Meminjam ucapan McLuhan tentang media, dan teknologi yang memperkuat atau meluaskan manusia (the extension of men), di bidang olahraga—termasuk sepak bola—penerapan sains dan teknologi berfungsi sama, yakni untuk pertama memahami segi-segi biologi pemain, dan mengolahnya untuk menjadi pemain andal.

Menjelang berlangsungnya Olimpiade Beijing dua tahun silam, majalah ilmiah populer sepertiPopular Science atau Discovery menurunkan laporan utama bertema "Olympics Science". Sekali lagi hal itu menegaskan bahwa berbagai cabang olahraga mendapatkan dukungan dari kemajuan sains dan teknologi.

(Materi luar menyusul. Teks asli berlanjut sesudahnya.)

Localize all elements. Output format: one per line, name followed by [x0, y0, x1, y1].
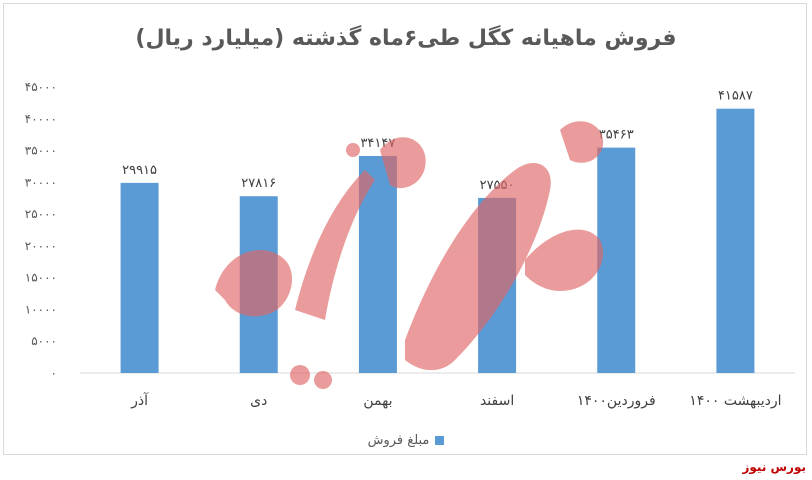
y-tick-label: ۰: [51, 366, 57, 380]
axes: ۰ ۵۰۰۰ ۱۰۰۰۰ ۱۵۰۰۰ ۲۰۰۰۰ ۲۵۰۰۰ ۳۰۰۰۰ ۳۵۰۰۰ ۴۰۰۰۰…: [25, 80, 795, 380]
bars: [120, 108, 755, 373]
bar: [597, 147, 636, 373]
y-tick-label: ۲۵۰۰۰: [25, 207, 57, 221]
bar: [120, 182, 159, 373]
data-label: ۲۷۸۱۶: [241, 176, 276, 191]
data-label: ۳۵۴۶۳: [599, 128, 634, 143]
bar: [239, 196, 278, 373]
legend-label: مبلغ فروش: [367, 433, 430, 448]
bar: [716, 108, 755, 373]
legend-swatch: [435, 436, 445, 445]
y-tick-label: ۳۵۰۰۰: [25, 144, 57, 158]
y-tick-label: ۵۰۰۰: [31, 334, 57, 348]
y-tick-label: ۳۰۰۰۰: [25, 175, 57, 189]
watermark-corner-text: بورس نیوز: [742, 460, 806, 474]
bar: [478, 197, 517, 373]
y-tick-label: ۴۵۰۰۰: [25, 80, 57, 94]
data-label: ۲۷۵۵۰: [480, 178, 515, 193]
legend: مبلغ فروش: [0, 433, 812, 448]
x-tick-label: اسفند: [480, 393, 514, 409]
data-label: ۴۱۵۸۷: [718, 89, 753, 104]
x-tick-label: آذر: [130, 392, 149, 409]
data-label: ۳۴۱۴۷: [360, 136, 395, 151]
y-tick-label: ۴۰۰۰۰: [25, 112, 57, 126]
y-tick-label: ۱۵۰۰۰: [25, 271, 57, 285]
x-tick-label: بهمن: [363, 393, 392, 409]
x-tick-label: فروردین۱۴۰۰: [577, 393, 656, 409]
y-tick-label: ۲۰۰۰۰: [25, 239, 57, 253]
chart-title: فروش ماهیانه کگل طی۶ماه گذشته (میلیارد ر…: [135, 26, 677, 51]
labels: ۲۹۹۱۵ آذر ۲۷۸۱۶ دی ۳۴۱۴۷ بهمن ۲۷۵۵۰ اسفند ۳۵۴۶۳ ف…: [122, 89, 781, 409]
bar: [358, 155, 397, 373]
y-tick-label: ۱۰۰۰۰: [25, 302, 57, 316]
x-tick-label: اردیبهشت ۱۴۰۰: [689, 393, 781, 409]
data-label: ۲۹۹۱۵: [122, 163, 157, 178]
x-tick-label: دی: [250, 393, 267, 409]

Dalam cabang sepak bola, penerapan sains mendahului penerimaan sains olahraga di lingkungan akademis. Di tahun 1970-an, klub-klub sepak bola di Amerika Latin sudah memanfaatkan ahli-ahli di bidang psikologi, nutrisi, dan fisiologi (ilmu faal) ketika menyiapkan skuad menghadapi pertandingan internasional penting. Meskipun Eropa Barat saat itu kalah cepat dalam mengadopsi sains sebagai pendukung, pada dekade 1980-an pengelola klub sepak bola umumnya telah menyadari bahwa mereka tidak bisa lagi mengandalkan semata pada metode pembinaan tradisional. Para pelatih dan pembina sepak bola semakin terbuka menerima masukan ilmiah untuk meningkatkan keunggulan pemain.

Dalam pengantar buku, Thomas Reilly dan Mark Williams menulis, klub yang mau berubah mengikuti perkembangan zaman mendulang sukses lebih banyak dibandingkan dengan mereka yang enggan berubah.

Dalam kaitan inilah cita-cita mereformasi sepak bola Indonesia ada baiknya juga menyertakan aspek ilmiah dan kemajuan iptek setelah terlebih dahulu mereformasi manajemennya.